What do you advise for a patient who has left-sided ear pain despite a normal ear exam? There is no pharyngitis, no temporomandibular joint disease, and no dental problems. The patient has no history of allergies. She tried pseudoephedrine (Sudafed), but it did not relieve her symptoms.
—Jolly Philip, MD, Sunnyvale, Calif.
The differential diagnosis for otalgia is extremely broad because of the complex sensory innervation of the ear by multiple cranial and cervical nerves.
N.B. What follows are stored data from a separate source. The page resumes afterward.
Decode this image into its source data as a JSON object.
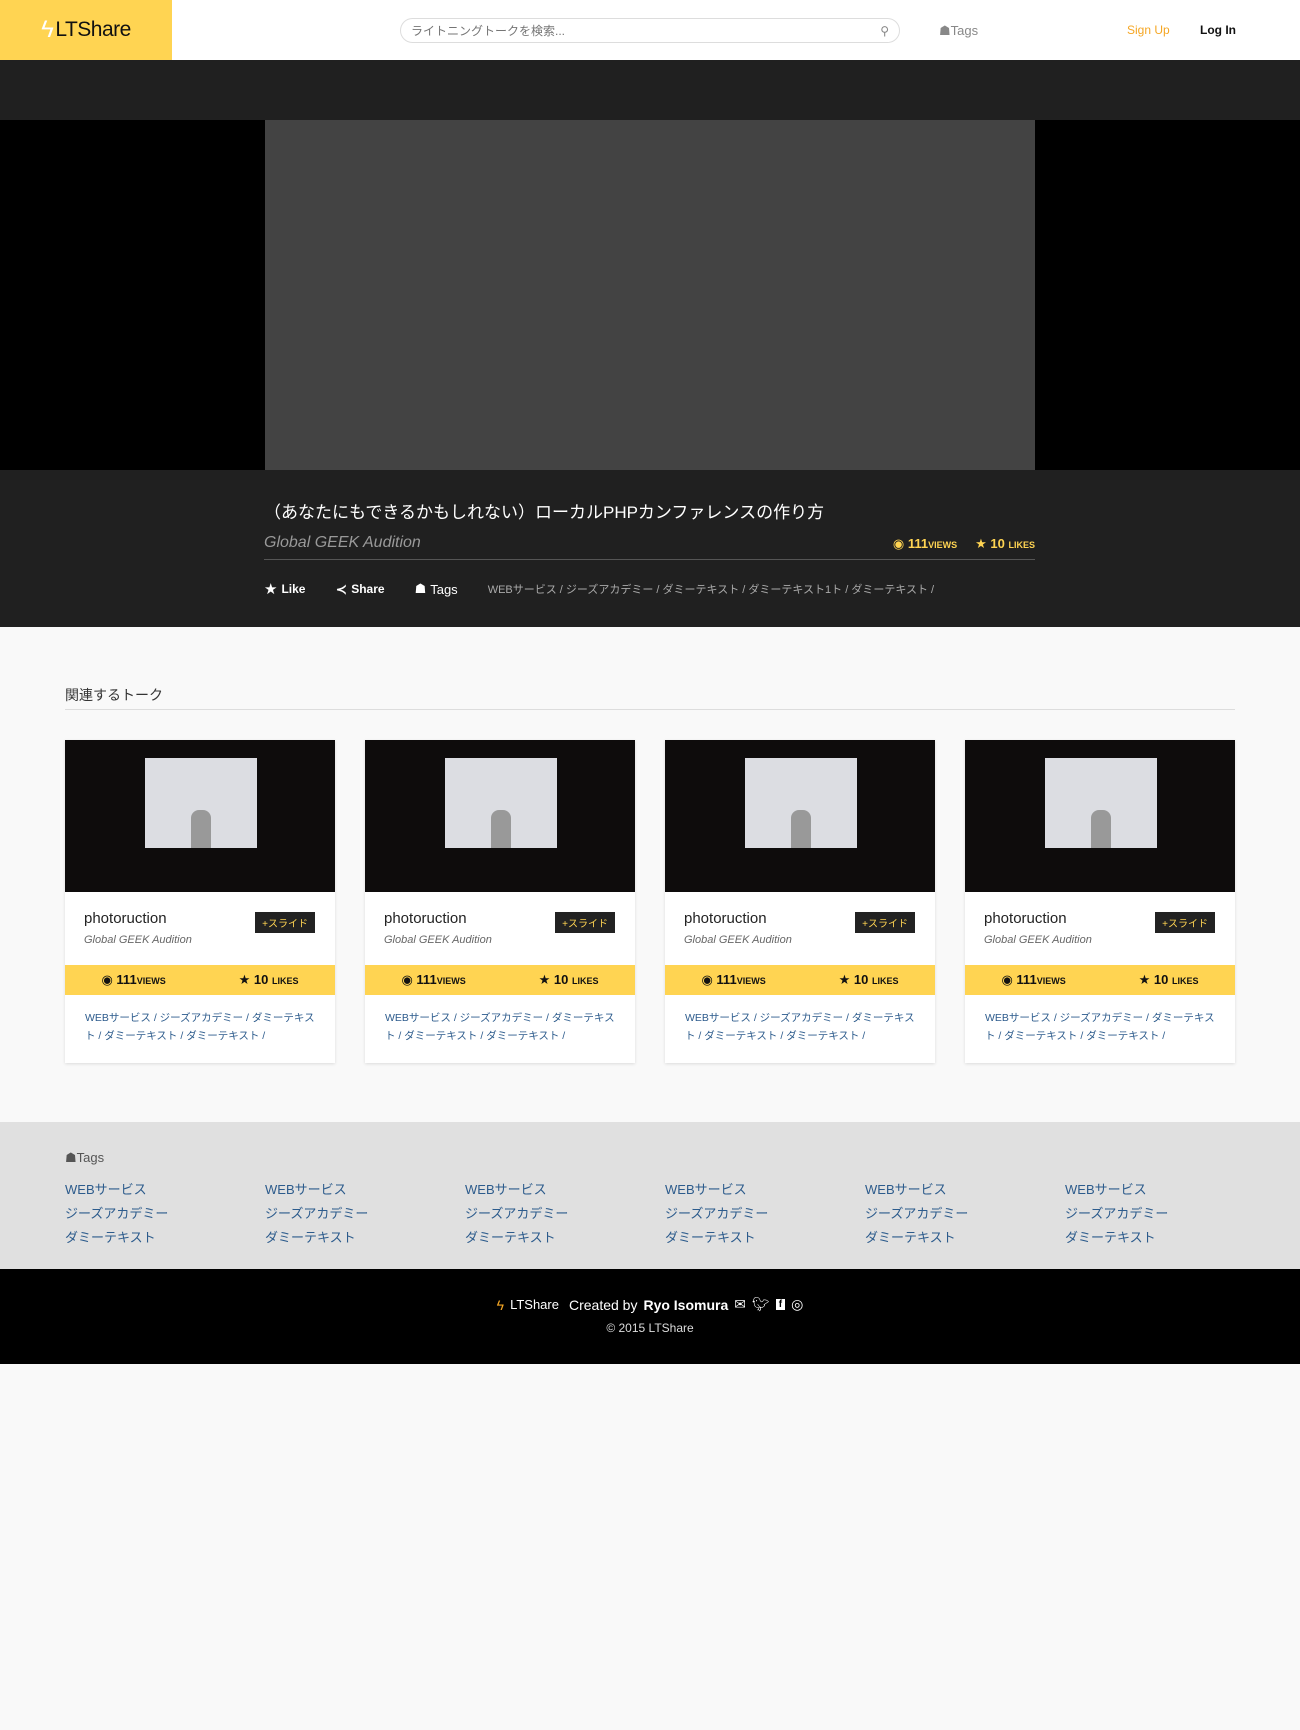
{
  "header": {
    "logo": "LTShare",
    "search_placeholder": "ライトニングトークを検索...",
    "tags": "Tags",
    "signup": "Sign Up",
    "login": "Log In"
  },
  "talk": {
    "title": "（あなたにもできるかもしれない）ローカルPHPカンファレンスの作り方",
    "author": "Global GEEK Audition",
    "views": "111",
    "views_label": "VIEWS",
    "likes": "10",
    "likes_label": "LIKES",
    "like_btn": "Like",
    "share_btn": "Share",
    "tags_btn": "Tags",
    "tags": "WEBサービス / ジーズアカデミー / ダミーテキスト / ダミーテキスト1ト / ダミーテキスト /"
  },
  "related": {
    "heading": "関連するトーク",
    "cards": [
      {
        "name": "photoruction",
        "author": "Global GEEK Audition",
        "badge": "+スライド",
        "views": "111",
        "views_label": "VIEWS",
        "likes": "10",
        "likes_label": "LIKES",
        "tags": "WEBサービス / ジーズアカデミー / ダミーテキスト / ダミーテキスト / ダミーテキスト /"
      },
      {
        "name": "photoruction",
        "author": "Global GEEK Audition",
        "badge": "+スライド",
        "views": "111",
        "views_label": "VIEWS",
        "likes": "10",
        "likes_label": "LIKES",
        "tags": "WEBサービス / ジーズアカデミー / ダミーテキスト / ダミーテキスト / ダミーテキスト /"
      },
      {
        "name": "photoruction",
        "author": "Global GEEK Audition",
        "badge": "+スライド",
        "views": "111",
        "views_label": "VIEWS",
        "likes": "10",
        "likes_label": "LIKES",
        "tags": "WEBサービス / ジーズアカデミー / ダミーテキスト / ダミーテキスト / ダミーテキスト /"
      },
      {
        "name": "photoruction",
        "author": "Global GEEK Audition",
        "badge": "+スライド",
        "views": "111",
        "views_label": "VIEWS",
        "likes": "10",
        "likes_label": "LIKES",
        "tags": "WEBサービス / ジーズアカデミー / ダミーテキスト / ダミーテキスト / ダミーテキスト /"
      }
    ]
  },
  "footer_tags": {
    "heading": "Tags",
    "columns": [
      [
        "WEBサービス",
        "ジーズアカデミー",
        "ダミーテキスト"
      ],
      [
        "WEBサービス",
        "ジーズアカデミー",
        "ダミーテキスト"
      ],
      [
        "WEBサービス",
        "ジーズアカデミー",
        "ダミーテキスト"
      ],
      [
        "WEBサービス",
        "ジーズアカデミー",
        "ダミーテキスト"
      ],
      [
        "WEBサービス",
        "ジーズアカデミー",
        "ダミーテキスト"
      ],
      [
        "WEBサービス",
        "ジーズアカデミー",
        "ダミーテキスト"
      ]
    ]
  },
  "footer": {
    "logo": "LTShare",
    "created_by": "Created by",
    "author": "Ryo Isomura",
    "copyright": "© 2015 LTShare"
  }
}
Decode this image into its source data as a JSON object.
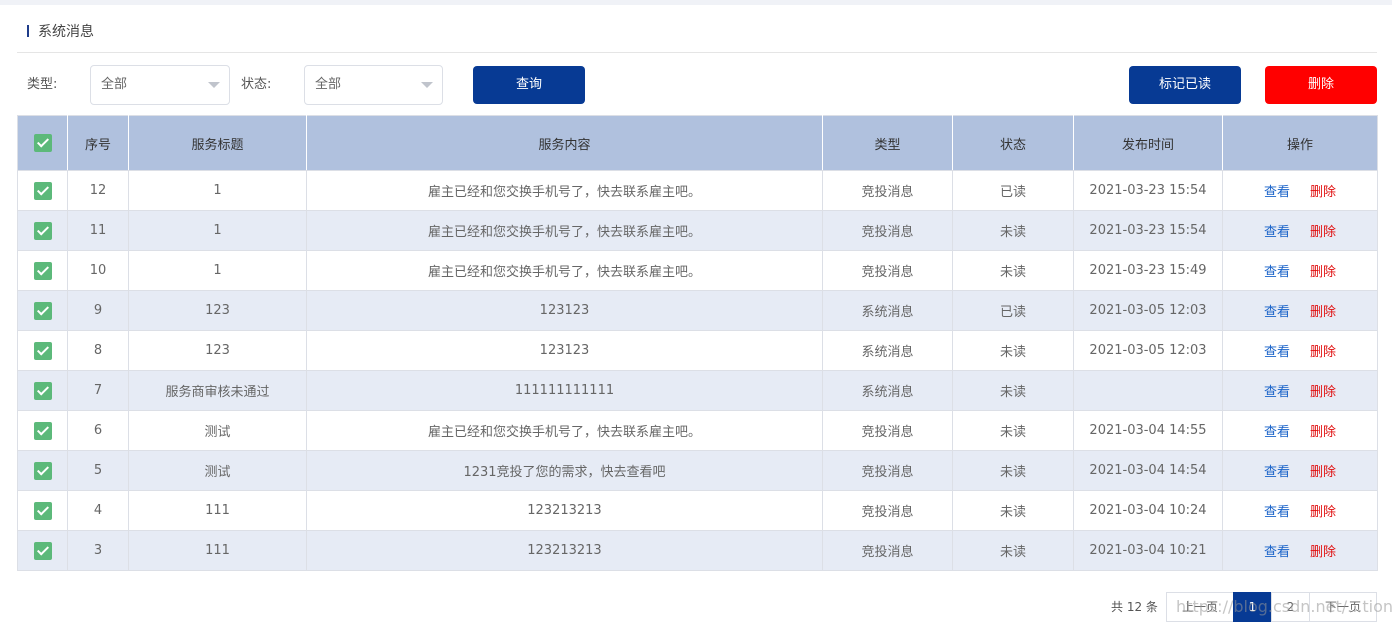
{
  "header": {
    "title": "系统消息"
  },
  "filters": {
    "type_label": "类型:",
    "type_value": "全部",
    "status_label": "状态:",
    "status_value": "全部",
    "query_label": "查询",
    "mark_read_label": "标记已读",
    "delete_label": "删除"
  },
  "table": {
    "columns": [
      "序号",
      "服务标题",
      "服务内容",
      "类型",
      "状态",
      "发布时间",
      "操作"
    ],
    "rows": [
      {
        "no": "12",
        "title": "1",
        "content": "雇主已经和您交换手机号了，快去联系雇主吧。",
        "type": "竞投消息",
        "status": "已读",
        "time": "2021-03-23 15:54",
        "view": "查看",
        "del": "删除"
      },
      {
        "no": "11",
        "title": "1",
        "content": "雇主已经和您交换手机号了，快去联系雇主吧。",
        "type": "竞投消息",
        "status": "未读",
        "time": "2021-03-23 15:54",
        "view": "查看",
        "del": "删除"
      },
      {
        "no": "10",
        "title": "1",
        "content": "雇主已经和您交换手机号了，快去联系雇主吧。",
        "type": "竞投消息",
        "status": "未读",
        "time": "2021-03-23 15:49",
        "view": "查看",
        "del": "删除"
      },
      {
        "no": "9",
        "title": "123",
        "content": "123123",
        "type": "系统消息",
        "status": "已读",
        "time": "2021-03-05 12:03",
        "view": "查看",
        "del": "删除"
      },
      {
        "no": "8",
        "title": "123",
        "content": "123123",
        "type": "系统消息",
        "status": "未读",
        "time": "2021-03-05 12:03",
        "view": "查看",
        "del": "删除"
      },
      {
        "no": "7",
        "title": "服务商审核未通过",
        "content": "111111111111",
        "type": "系统消息",
        "status": "未读",
        "time": "",
        "view": "查看",
        "del": "删除"
      },
      {
        "no": "6",
        "title": "测试",
        "content": "雇主已经和您交换手机号了，快去联系雇主吧。",
        "type": "竞投消息",
        "status": "未读",
        "time": "2021-03-04 14:55",
        "view": "查看",
        "del": "删除"
      },
      {
        "no": "5",
        "title": "测试",
        "content": "1231竞投了您的需求，快去查看吧",
        "type": "竞投消息",
        "status": "未读",
        "time": "2021-03-04 14:54",
        "view": "查看",
        "del": "删除"
      },
      {
        "no": "4",
        "title": "111",
        "content": "123213213",
        "type": "竞投消息",
        "status": "未读",
        "time": "2021-03-04 10:24",
        "view": "查看",
        "del": "删除"
      },
      {
        "no": "3",
        "title": "111",
        "content": "123213213",
        "type": "竞投消息",
        "status": "未读",
        "time": "2021-03-04 10:21",
        "view": "查看",
        "del": "删除"
      }
    ]
  },
  "pagination": {
    "total": "共 12 条",
    "prev": "上一页",
    "pages": [
      "1",
      "2"
    ],
    "current": "1",
    "next": "下一页"
  },
  "watermark": "https://blog.csdn.net/...tion",
  "colors": {
    "primary": "#073a94",
    "danger": "#ff0000",
    "header_bg": "#b0c1de",
    "alt_row": "#e6ebf5",
    "checkbox": "#5cb97a"
  }
}
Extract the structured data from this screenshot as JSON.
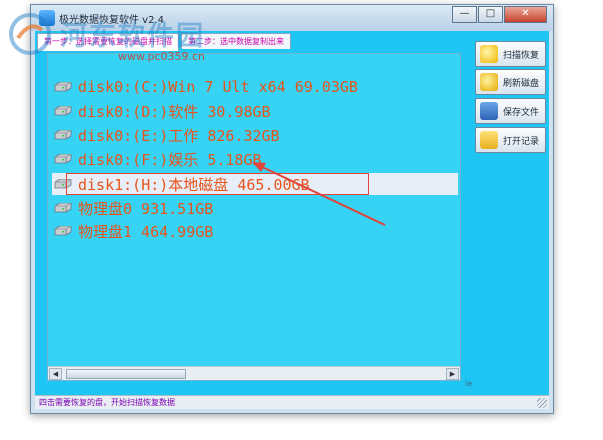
{
  "window": {
    "title": "极光数据恢复软件 v2.4",
    "buttons": {
      "minimize": "—",
      "maximize": "□",
      "close": "✕"
    }
  },
  "tabs": [
    {
      "label": "第一步：选择需要恢复的磁盘并扫描"
    },
    {
      "label": "第二步：选中数据复制出来"
    }
  ],
  "disk_list": {
    "items": [
      {
        "label": "disk0:(C:)Win 7 Ult x64 69.03GB"
      },
      {
        "label": "disk0:(D:)软件 30.98GB"
      },
      {
        "label": "disk0:(E:)工作 826.32GB"
      },
      {
        "label": "disk0:(F:)娱乐 5.18GB"
      },
      {
        "label": "disk1:(H:)本地磁盘 465.00GB"
      },
      {
        "label": "物理盘0 931.51GB"
      },
      {
        "label": "物理盘1 464.99GB"
      }
    ],
    "selected_index": 4
  },
  "side_buttons": [
    {
      "label": "扫描恢复",
      "icon": "scan-icon"
    },
    {
      "label": "刷新磁盘",
      "icon": "refresh-icon"
    },
    {
      "label": "保存文件",
      "icon": "save-icon"
    },
    {
      "label": "打开记录",
      "icon": "folder-icon"
    }
  ],
  "status_bar": {
    "text": "四击需要恢复的盘，开始扫描恢复数据"
  },
  "side_mark": "ie",
  "watermark": {
    "text": "河东软件园",
    "url": "www.pc0359.cn"
  },
  "colors": {
    "client_bg": "#1fc5f3",
    "list_text": "#e8541a",
    "annotation_red": "#e0443a",
    "tab_text": "#cc00aa"
  }
}
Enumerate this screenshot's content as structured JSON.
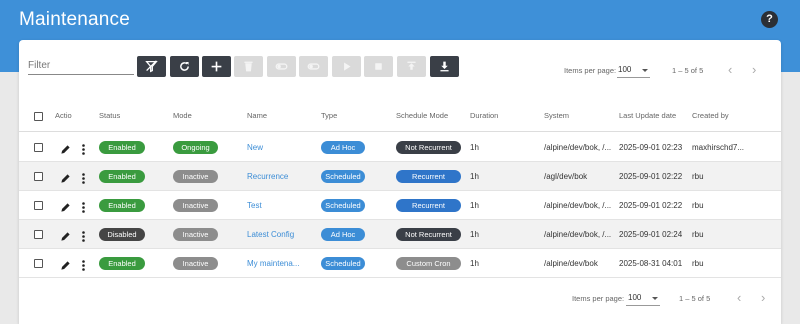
{
  "header": {
    "title": "Maintenance",
    "help_label": "?"
  },
  "filter": {
    "placeholder": "Filter"
  },
  "toolbar": {
    "buttons": [
      {
        "name": "clear-filter-button",
        "icon": "filter-off-icon",
        "enabled": true
      },
      {
        "name": "refresh-button",
        "icon": "refresh-icon",
        "enabled": true
      },
      {
        "name": "add-button",
        "icon": "plus-icon",
        "enabled": true
      },
      {
        "name": "delete-button",
        "icon": "trash-icon",
        "enabled": false
      },
      {
        "name": "toggle-on-button",
        "icon": "toggle-icon",
        "enabled": false
      },
      {
        "name": "toggle-off-button",
        "icon": "toggle-icon",
        "enabled": false
      },
      {
        "name": "start-button",
        "icon": "play-icon",
        "enabled": false
      },
      {
        "name": "stop-button",
        "icon": "stop-icon",
        "enabled": false
      },
      {
        "name": "upload-button",
        "icon": "upload-icon",
        "enabled": false
      },
      {
        "name": "download-button",
        "icon": "download-icon",
        "enabled": true
      }
    ]
  },
  "pagination_top": {
    "items_label": "Items per page:",
    "page_size": "100",
    "range": "1 – 5 of 5"
  },
  "pagination_bottom": {
    "items_label": "Items per page:",
    "page_size": "100",
    "range": "1 – 5 of 5"
  },
  "columns": [
    "Actio",
    "Status",
    "Mode",
    "Name",
    "Type",
    "Schedule Mode",
    "Duration",
    "System",
    "Last Update date",
    "Created by"
  ],
  "rows": [
    {
      "status": "Enabled",
      "mode": "Ongoing",
      "name": "New",
      "type": "Ad Hoc",
      "schedule": "Not Recurrent",
      "duration": "1h",
      "system": "/alpine/dev/bok, /...",
      "updated": "2025-09-01 02:23",
      "created_by": "maxhirschd7..."
    },
    {
      "status": "Enabled",
      "mode": "Inactive",
      "name": "Recurrence",
      "type": "Scheduled",
      "schedule": "Recurrent",
      "duration": "1h",
      "system": "/agl/dev/bok",
      "updated": "2025-09-01 02:22",
      "created_by": "rbu"
    },
    {
      "status": "Enabled",
      "mode": "Inactive",
      "name": "Test",
      "type": "Scheduled",
      "schedule": "Recurrent",
      "duration": "1h",
      "system": "/alpine/dev/bok, /...",
      "updated": "2025-09-01 02:22",
      "created_by": "rbu"
    },
    {
      "status": "Disabled",
      "mode": "Inactive",
      "name": "Latest Config",
      "type": "Ad Hoc",
      "schedule": "Not Recurrent",
      "duration": "1h",
      "system": "/alpine/dev/bok, /...",
      "updated": "2025-09-01 02:24",
      "created_by": "rbu"
    },
    {
      "status": "Enabled",
      "mode": "Inactive",
      "name": "My maintena...",
      "type": "Scheduled",
      "schedule": "Custom Cron",
      "duration": "1h",
      "system": "/alpine/dev/bok",
      "updated": "2025-08-31 04:01",
      "created_by": "rbu"
    }
  ],
  "colors": {
    "header": "#3e90d8",
    "enabled": "#3a9b3f",
    "disabled": "#454545",
    "ongoing": "#3a9b3f",
    "inactive": "#8d8d8d",
    "type": "#3c8dd6",
    "not_recurrent": "#3a3f47",
    "recurrent": "#2f75c9",
    "custom_cron": "#8d8d8d"
  }
}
Noxious stimulation of any branch of these nerves can lead to the sensation of otalgia. As such, pathology of virtually any structure in the head and neck that shares innervation with the ear must be considered. Dental disorders are the most common cause of referred pain to the ear, particularly temporomandibular joint syndrome, and you were wise to evaluate for them. Often consultation with a dentist is useful since there may be subtle signs of bruxism, caries, and ill-fitting dentures that can be easily missed by an internist without special training. Sinusitis is also a very common cause of otalgia, and your patient’s failed trial of pseudoephedrine does not rule this out. You may want to consider sinus imaging. A careful assessment of the neck is also essential since pain may be referred from cervical osteoarthritis or cervical myofascial pain syndrome. The nasopharynx, oropharynx, hypopharynx, and larynx all share sensory innervation with the ear via branches of the vagus and glossopharyngeal nerves, and rhinoscopy, nasopharyngoscopy, and indirect laryngoscopy should all be performed. Even irritation of the esophagus, bronchi, and heart can rarely lead to referred otalgia because of shared innervation from the vagus nerve. There are many other causes of referred otalgia, and you may find it useful to request consultation with an otolaryngologist.